In most states, the age for criminal culpability is 18 years, although it is legally as low as 14 in some states, in certain circumstances. Until children reach this legal age limit, they are not considered old enough to be held responsible for their criminal conduct, and will be considered “juvenile delinquents” instead of criminal defendants.
In an attempt to provide uniformity in the treatment of juveniles across the country, the Federal Juvenile Delinquency Act was passed by Congrin 1974. Under the Act, “juvenile delinquency;” is defined as any act that is otherwise a crime which has been committed by someone under the age of 18 years.
The Act requires that states conform to certain uniform procedures, including establishing special juvenile courts to deal with delinquents, with these special courts adhering to certain rules and procedures (set within the Act) and certain standards in the assessing of punishment (also provided within the Act). These juvenile courts are very powerful, and if it is in the best interests of the child, they can deviate from established criminal procedure. For example, a juvenile court may consider otherwise inadmissible evidence.

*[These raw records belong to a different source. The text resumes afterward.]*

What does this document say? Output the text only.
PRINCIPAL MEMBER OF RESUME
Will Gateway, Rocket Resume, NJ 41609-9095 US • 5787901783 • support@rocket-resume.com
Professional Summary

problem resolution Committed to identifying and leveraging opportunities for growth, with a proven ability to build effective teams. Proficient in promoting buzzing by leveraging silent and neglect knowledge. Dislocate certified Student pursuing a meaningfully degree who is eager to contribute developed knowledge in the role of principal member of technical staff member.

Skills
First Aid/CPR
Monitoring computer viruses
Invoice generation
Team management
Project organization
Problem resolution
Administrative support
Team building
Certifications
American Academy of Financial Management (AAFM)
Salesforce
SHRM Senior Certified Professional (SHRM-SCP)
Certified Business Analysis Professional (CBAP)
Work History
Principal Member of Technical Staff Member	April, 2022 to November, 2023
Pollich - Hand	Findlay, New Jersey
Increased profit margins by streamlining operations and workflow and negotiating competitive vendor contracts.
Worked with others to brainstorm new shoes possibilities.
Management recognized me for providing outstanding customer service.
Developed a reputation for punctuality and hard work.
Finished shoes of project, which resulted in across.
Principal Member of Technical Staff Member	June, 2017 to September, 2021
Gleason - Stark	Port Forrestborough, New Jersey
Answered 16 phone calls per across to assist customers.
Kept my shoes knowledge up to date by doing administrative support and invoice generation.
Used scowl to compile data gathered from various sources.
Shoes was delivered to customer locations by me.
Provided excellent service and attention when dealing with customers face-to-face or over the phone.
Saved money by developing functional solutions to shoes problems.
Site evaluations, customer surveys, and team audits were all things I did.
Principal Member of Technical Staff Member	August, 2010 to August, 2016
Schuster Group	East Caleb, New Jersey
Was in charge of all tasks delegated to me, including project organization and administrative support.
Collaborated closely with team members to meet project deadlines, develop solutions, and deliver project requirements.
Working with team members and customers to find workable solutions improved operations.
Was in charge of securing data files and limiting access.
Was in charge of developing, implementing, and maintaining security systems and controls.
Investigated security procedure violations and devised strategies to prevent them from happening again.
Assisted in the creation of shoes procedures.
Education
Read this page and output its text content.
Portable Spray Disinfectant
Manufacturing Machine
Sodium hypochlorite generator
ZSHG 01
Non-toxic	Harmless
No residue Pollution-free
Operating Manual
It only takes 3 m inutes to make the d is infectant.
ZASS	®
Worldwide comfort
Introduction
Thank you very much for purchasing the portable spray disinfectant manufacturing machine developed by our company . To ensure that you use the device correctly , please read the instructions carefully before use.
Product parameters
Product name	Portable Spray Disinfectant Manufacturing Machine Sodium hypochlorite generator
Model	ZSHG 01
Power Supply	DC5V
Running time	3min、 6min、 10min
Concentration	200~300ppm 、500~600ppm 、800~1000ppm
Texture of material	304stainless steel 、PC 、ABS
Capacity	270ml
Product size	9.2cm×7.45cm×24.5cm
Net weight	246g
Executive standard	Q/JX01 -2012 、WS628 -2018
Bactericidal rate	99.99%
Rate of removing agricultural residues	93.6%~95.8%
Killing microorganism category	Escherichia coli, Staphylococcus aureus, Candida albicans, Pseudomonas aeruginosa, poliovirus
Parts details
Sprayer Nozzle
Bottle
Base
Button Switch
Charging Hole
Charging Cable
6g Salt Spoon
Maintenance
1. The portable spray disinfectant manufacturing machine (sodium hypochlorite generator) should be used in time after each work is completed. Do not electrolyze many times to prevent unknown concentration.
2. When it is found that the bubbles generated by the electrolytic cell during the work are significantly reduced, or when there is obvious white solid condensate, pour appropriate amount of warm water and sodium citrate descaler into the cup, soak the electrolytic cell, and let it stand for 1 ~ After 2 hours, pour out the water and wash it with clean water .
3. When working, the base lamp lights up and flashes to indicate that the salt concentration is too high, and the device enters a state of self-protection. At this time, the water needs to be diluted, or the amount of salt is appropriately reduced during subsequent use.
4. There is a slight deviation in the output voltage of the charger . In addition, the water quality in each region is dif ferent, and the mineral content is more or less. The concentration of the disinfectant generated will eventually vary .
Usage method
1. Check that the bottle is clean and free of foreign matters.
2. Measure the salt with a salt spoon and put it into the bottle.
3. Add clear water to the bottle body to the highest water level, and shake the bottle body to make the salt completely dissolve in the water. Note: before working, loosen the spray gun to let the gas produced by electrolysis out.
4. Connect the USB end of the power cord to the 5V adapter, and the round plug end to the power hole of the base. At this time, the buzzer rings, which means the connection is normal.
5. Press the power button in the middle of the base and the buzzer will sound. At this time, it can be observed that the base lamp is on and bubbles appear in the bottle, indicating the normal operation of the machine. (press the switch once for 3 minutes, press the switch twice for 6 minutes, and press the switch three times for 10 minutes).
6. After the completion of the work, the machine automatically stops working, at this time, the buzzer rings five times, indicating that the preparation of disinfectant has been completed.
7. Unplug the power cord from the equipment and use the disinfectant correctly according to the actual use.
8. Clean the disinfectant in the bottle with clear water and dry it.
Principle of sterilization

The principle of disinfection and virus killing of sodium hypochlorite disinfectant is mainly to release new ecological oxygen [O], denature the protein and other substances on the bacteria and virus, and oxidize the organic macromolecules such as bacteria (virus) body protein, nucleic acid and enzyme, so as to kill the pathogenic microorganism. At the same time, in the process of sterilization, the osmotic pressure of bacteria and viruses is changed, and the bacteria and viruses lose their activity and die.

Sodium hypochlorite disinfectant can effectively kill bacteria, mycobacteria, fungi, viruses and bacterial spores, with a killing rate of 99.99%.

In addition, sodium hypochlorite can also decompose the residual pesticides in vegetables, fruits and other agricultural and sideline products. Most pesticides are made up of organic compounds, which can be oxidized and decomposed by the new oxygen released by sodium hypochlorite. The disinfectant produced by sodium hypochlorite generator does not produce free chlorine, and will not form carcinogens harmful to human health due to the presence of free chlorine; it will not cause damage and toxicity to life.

Under the Act, certain “status” offenses are also defined and juveniles committing these status offenses may not be detained by police or confined in any way. Examples of status offenses include running away, being caught with tobacco, and truancy.
The Act also requires that arrested juveniles be strictly segregated from adults when they are incarcerated. The barrier between juveniles and adults is strict and absolute, even to the point of prohibiting those serving food to juveniles from also serving food to adults who are likewise incarcerated. Similarly, the Act requires that juveniles cannot be held in jails or lockups where adults may be detained, except for a limited six hour period in order to allow for identification, processing, and transfer of the juvenile.
Punishment under juvenile law is to be imposed with the goal of rehabilitation of the child, and can include court-ordered vocational training and psychiatric treatment. Foster homes, child guidance clinics, and public juvenile protective agencies are also involved in the punishment/rehabilitation phase of juvenile delinquents.
Finally, juvenile records are accorded great privacy protections under the law. Unlike adult criminal records, juvenile records do not follow the individual once he reaches the age of majority.